We had another one of “those conversations” Wednesday night. It’s been such a long time–I think the longest we’ve gone, maybe. Before I share how it went, some context:
For awhile now, I’ve sensed the dynamic between my girl and me shifting. She’s been pricklier and more distant. She’s also been hyper vigilant when it comes to my behavior, jumping to the “defense” of others if I say anything that could be somehow perceived as critical, regardless of the context. If anything doesn’t go her way, it is somehow my fault. ←I recognize this pattern as it’s one I’ve been guilty of in earlier iterations of me. There was a time when I could make everything my husband’s fault, even if he was far removed from whatever circumstance I was seeking to pin responsibility on him for. I’m so grateful now that I worked to reprogram myself to stop doing this; I don’t know what I’d do without the strong relationship he and I have achieved through this difficult circumstance. Recognizing how our loved ones become the target of our aggression, I’ve sometimes comforted myself with the thought of, “oh, I’m the safest person in her life. That’s why she projects so much onto me.”
I think this awareness of the widening gap led to me feeling some sadness and agitation. Using mindfulness strategies, I turned toward these uncomfortable feelings, bringing them up to consciousness and asking myself what they were demanding of me. What seemed immediately clear was that some vulnerable communication with my daughter was needed before she executes her flight from the nest, moving back into the welcoming embrace of her longterm trans community. I waited patiently knowing I needed more clarity to proceed. What was this conversation to be about, specifically?

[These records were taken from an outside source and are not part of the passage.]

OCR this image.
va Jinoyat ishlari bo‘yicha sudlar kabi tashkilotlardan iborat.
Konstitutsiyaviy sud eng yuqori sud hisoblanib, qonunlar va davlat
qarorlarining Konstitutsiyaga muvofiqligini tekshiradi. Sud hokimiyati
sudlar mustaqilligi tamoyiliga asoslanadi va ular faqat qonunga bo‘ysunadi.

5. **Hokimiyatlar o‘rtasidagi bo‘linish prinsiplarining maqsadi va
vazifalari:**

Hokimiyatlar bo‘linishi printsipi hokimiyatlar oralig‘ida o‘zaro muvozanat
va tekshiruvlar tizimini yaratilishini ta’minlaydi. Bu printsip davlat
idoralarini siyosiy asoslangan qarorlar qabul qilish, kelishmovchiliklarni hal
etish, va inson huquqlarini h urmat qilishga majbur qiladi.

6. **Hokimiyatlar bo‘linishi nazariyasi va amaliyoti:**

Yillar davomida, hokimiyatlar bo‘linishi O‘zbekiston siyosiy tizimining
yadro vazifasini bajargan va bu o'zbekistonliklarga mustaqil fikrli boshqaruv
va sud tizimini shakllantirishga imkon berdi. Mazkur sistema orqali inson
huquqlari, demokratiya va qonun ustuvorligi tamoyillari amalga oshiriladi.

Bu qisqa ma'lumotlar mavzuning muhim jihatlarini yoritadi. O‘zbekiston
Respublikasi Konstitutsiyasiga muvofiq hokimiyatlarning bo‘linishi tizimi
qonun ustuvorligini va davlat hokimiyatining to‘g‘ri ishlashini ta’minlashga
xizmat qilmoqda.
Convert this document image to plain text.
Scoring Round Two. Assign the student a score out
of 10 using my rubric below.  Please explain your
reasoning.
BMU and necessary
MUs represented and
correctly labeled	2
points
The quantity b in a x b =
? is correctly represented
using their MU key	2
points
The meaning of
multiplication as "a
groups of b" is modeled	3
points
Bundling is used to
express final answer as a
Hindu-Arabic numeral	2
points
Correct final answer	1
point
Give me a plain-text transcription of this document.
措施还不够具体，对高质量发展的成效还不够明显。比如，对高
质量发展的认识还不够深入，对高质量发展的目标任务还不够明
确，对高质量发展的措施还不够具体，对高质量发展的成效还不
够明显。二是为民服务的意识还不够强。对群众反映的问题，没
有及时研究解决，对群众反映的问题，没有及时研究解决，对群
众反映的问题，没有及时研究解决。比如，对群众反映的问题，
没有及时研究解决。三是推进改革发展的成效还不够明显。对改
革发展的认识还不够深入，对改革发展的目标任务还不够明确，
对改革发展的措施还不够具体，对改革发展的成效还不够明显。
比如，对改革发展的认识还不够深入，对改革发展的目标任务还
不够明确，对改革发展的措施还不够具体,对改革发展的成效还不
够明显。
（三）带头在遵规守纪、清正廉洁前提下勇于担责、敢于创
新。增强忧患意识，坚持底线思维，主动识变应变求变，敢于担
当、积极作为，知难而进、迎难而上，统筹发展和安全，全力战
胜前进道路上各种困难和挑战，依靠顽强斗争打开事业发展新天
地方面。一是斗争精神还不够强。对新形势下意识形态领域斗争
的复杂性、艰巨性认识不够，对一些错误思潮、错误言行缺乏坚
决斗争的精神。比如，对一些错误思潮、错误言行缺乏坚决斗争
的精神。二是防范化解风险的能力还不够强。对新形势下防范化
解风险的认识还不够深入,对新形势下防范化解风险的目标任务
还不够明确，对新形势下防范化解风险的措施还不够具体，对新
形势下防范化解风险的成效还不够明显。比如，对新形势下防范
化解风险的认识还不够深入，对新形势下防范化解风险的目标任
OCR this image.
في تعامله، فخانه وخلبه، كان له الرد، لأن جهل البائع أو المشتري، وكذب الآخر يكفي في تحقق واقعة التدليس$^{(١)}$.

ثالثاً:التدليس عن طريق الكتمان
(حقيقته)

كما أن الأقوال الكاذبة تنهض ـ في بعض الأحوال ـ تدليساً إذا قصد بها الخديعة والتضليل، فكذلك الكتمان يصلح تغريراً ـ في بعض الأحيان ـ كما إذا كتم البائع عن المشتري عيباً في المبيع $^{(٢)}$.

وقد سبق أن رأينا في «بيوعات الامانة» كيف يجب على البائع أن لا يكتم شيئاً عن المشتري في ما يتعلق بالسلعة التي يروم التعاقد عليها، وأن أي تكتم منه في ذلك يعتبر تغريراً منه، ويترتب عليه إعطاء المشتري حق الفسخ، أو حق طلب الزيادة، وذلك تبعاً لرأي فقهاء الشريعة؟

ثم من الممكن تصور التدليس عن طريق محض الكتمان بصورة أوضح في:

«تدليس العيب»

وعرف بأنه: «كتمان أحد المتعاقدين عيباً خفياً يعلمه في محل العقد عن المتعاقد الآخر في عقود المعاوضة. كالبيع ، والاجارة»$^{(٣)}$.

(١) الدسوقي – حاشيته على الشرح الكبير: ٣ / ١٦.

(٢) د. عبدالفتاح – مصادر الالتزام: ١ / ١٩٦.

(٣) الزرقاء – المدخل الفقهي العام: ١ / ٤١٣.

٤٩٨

Then another one of those situations happened Wednesday night at dinner. A perceived altercation to be added to the mounting evidence my daughter has been vigilantly collecting; her superpower hyperfocus pointed at my flaws these days. Hours later when I went to tell her good night, she was the one who was agitated, clearly having spent the time since dinner reflecting–stewing is probably more accurate–on this interaction we’d had at dinner that hadn’t seemed like that big of a deal in the moment. I think subconsciously, I recognized her odd demeanor when she opened her bedroom door to me, but it wasn’t until my own restless night of reflection and journaling the next morning, that I had my, “oh, yes of course. It all makes sense” moment.